Enquanto seus olhos escaneavam o conteúdo, seus rostos empalideceram.
Suspiros e murmúrios encheram o
ar. Alguns deles tremiam, suas mãos apertadas em torno das páginas, enquanto outros lançavam olhares desesperados uns para os outros.
Vários já estavam se preparando para implorar por misericórdia.
“Assumo que com as evidências expostas, as partes culpadas já sabem o que devem fazer a seguir,” Aiden disse, sua voz cortando a tensão.
Suas palavras instantaneamente fizeram todos se voltarem para ele.
“Ainda assim, se você não entendeu ainda …” Aiden deixou a frase no ar, olhando para Emyr mais uma vez.
Pegando o sinal, Emyr colocou outra pilha de documentos sobre a mesa — desta vez, diretamente na frente de alguns membros selecionados.
Quando eles olharam para baixo para verificar, perceberam que não eram nada além de cartas de renúncia. Seus rostos empalideceram; no entanto, antes que pudessem reagir mais, ouviram Aiden confirmar.
“Essas são sua saída.”
Um silêncio sufocante envolveu a sala.
Ele deixou o peso de suas palavras se assentar antes de continuar.

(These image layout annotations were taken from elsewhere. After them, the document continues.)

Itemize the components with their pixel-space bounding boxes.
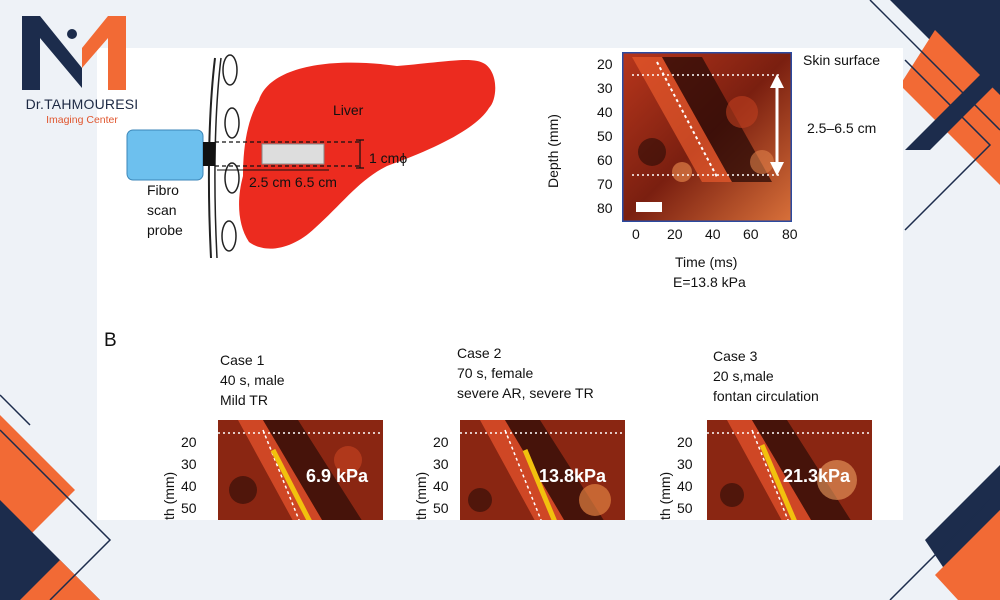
case2-elastogram bbox=[460, 420, 625, 520]
case1-elastogram bbox=[218, 420, 383, 520]
skin-surface-label: Skin surface bbox=[803, 52, 881, 68]
case3-elastogram bbox=[707, 420, 872, 520]
elastogram-texture bbox=[622, 52, 792, 222]
case3-kpa: 21.3kPa bbox=[783, 466, 851, 486]
case2-info: 70 s, female bbox=[457, 365, 534, 381]
case2-kpa: 13.8kPa bbox=[539, 466, 607, 486]
y-axis-label: th (mm) bbox=[657, 471, 673, 520]
brand-subtitle: Imaging Center bbox=[46, 114, 118, 126]
elastography-image bbox=[622, 52, 792, 222]
x-tick: 20 bbox=[667, 226, 683, 242]
y-axis-label: th (mm) bbox=[413, 471, 429, 520]
figure-card: Liver Fibro scan probe 1 cmϕ 2.5 cm 6.5 … bbox=[97, 48, 903, 520]
case1-title: Case 1 bbox=[220, 352, 265, 368]
y-tick: 70 bbox=[597, 176, 613, 192]
liver-label: Liver bbox=[333, 102, 364, 118]
y-tick: 30 bbox=[597, 80, 613, 96]
line-decoration bbox=[904, 59, 992, 231]
y-tick: 30 bbox=[181, 456, 197, 472]
y-tick: 40 bbox=[433, 478, 449, 494]
y-tick: 40 bbox=[677, 478, 693, 494]
propagation-arrow bbox=[270, 448, 312, 520]
fibroscan-probe bbox=[126, 129, 204, 181]
x-tick: 60 bbox=[743, 226, 759, 242]
probe-label-line2: scan bbox=[147, 202, 177, 218]
logo-mark-icon bbox=[22, 16, 126, 90]
y-tick: 50 bbox=[433, 500, 449, 516]
case1-info: 40 s, male bbox=[220, 372, 285, 388]
liver-shape bbox=[239, 60, 496, 249]
y-tick: 40 bbox=[597, 104, 613, 120]
propagation-arrow bbox=[522, 449, 557, 520]
measurement-region bbox=[261, 143, 325, 165]
rib bbox=[222, 54, 238, 86]
probe-tip bbox=[203, 142, 215, 166]
panel-a-diagram bbox=[126, 54, 496, 259]
orange-triangle bbox=[20, 560, 100, 600]
range-label: 2.5–6.5 cm bbox=[807, 120, 877, 136]
y-tick: 50 bbox=[677, 500, 693, 516]
y-tick: 60 bbox=[597, 152, 613, 168]
rib bbox=[224, 162, 240, 194]
rib bbox=[221, 220, 237, 252]
depth-labels: 2.5 cm 6.5 cm bbox=[249, 174, 337, 190]
case1-condition: Mild TR bbox=[220, 392, 268, 408]
probe-label-line3: probe bbox=[147, 222, 183, 238]
line-decoration bbox=[869, 0, 1000, 131]
y-tick: 50 bbox=[597, 128, 613, 144]
navy-stripe bbox=[905, 55, 1000, 150]
line-decoration bbox=[889, 489, 1000, 600]
case3-condition: fontan circulation bbox=[713, 388, 819, 404]
y-tick: 20 bbox=[597, 56, 613, 72]
y-axis-label: th (mm) bbox=[161, 471, 177, 520]
brand-name: Dr.TAHMOURESI bbox=[25, 96, 139, 112]
x-tick: 80 bbox=[782, 226, 798, 242]
x-tick: 40 bbox=[705, 226, 721, 242]
orange-band bbox=[935, 510, 1000, 600]
rib bbox=[224, 107, 240, 139]
line-decoration bbox=[0, 429, 112, 600]
elasticity-result: E=13.8 kPa bbox=[673, 274, 746, 290]
line-decoration bbox=[0, 394, 31, 426]
y-tick: 30 bbox=[677, 456, 693, 472]
y-tick: 30 bbox=[433, 456, 449, 472]
skin-line bbox=[214, 57, 222, 259]
case2-condition: severe AR, severe TR bbox=[457, 385, 594, 401]
y-axis-label: Depth (mm) bbox=[545, 114, 561, 188]
x-tick: 0 bbox=[632, 226, 640, 242]
y-tick: 20 bbox=[677, 434, 693, 450]
brand-logo: Dr.TAHMOURESI Imaging Center bbox=[12, 6, 152, 126]
case2-title: Case 2 bbox=[457, 345, 502, 361]
case3-title: Case 3 bbox=[713, 348, 758, 364]
y-tick: 20 bbox=[433, 434, 449, 450]
panel-b-label: B bbox=[104, 330, 117, 351]
case3-info: 20 s,male bbox=[713, 368, 774, 384]
case1-kpa: 6.9 kPa bbox=[306, 466, 369, 486]
propagation-arrow bbox=[759, 444, 797, 520]
y-tick: 80 bbox=[597, 200, 613, 216]
probe-label-line1: Fibro bbox=[147, 182, 179, 198]
y-tick: 20 bbox=[181, 434, 197, 450]
y-tick: 40 bbox=[181, 478, 197, 494]
y-tick: 50 bbox=[181, 500, 197, 516]
x-axis-label: Time (ms) bbox=[675, 254, 738, 270]
diameter-label: 1 cmϕ bbox=[369, 150, 408, 166]
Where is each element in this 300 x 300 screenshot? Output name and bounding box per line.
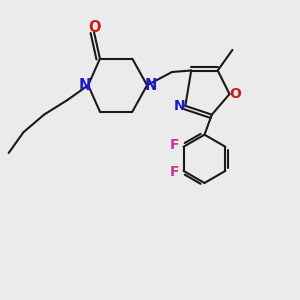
Text: O: O (88, 20, 100, 35)
Text: F: F (170, 165, 179, 179)
Text: N: N (78, 78, 91, 93)
Text: N: N (174, 99, 186, 113)
Text: O: O (229, 87, 241, 101)
Text: F: F (170, 138, 179, 152)
Text: N: N (144, 78, 157, 93)
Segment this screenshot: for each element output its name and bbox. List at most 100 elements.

“Assine-as, e você sai com o pouco de dignidade que lhe resta. Recuse …” Aiden se inclinou, sua presença sozinha pesando sobre eles como um aperto de ferro, “e eu vou garantir que a única coisa que você leve consigo … seja o arrependimento.”
As mãos do Sr. Dickens se cerraram em punhos. Seu rosto virou uma tonalidade de vermelho, uma mistura de humilhação e raiva fervendo por baixo da superfície. Ele também havia recebido a ordem de renunciar.
“Você —” ele começou, mas Aiden o interrompeu.
“Não estou dando a ninguém aqui a chance de negociar.”
Sua voz estava perigosamente baixa, e pela primeira vez, o verdadeiro medo brilhou nos rostos daqueles que uma vez exerceram poder incontestável.
Um dos membros mais velhos do conselho exalou trêmulo. Com uma expressão resignada, ele pegou uma caneta e assinou. “… Eu renuncio,” ele disse, sua voz mal acima de um sussurro.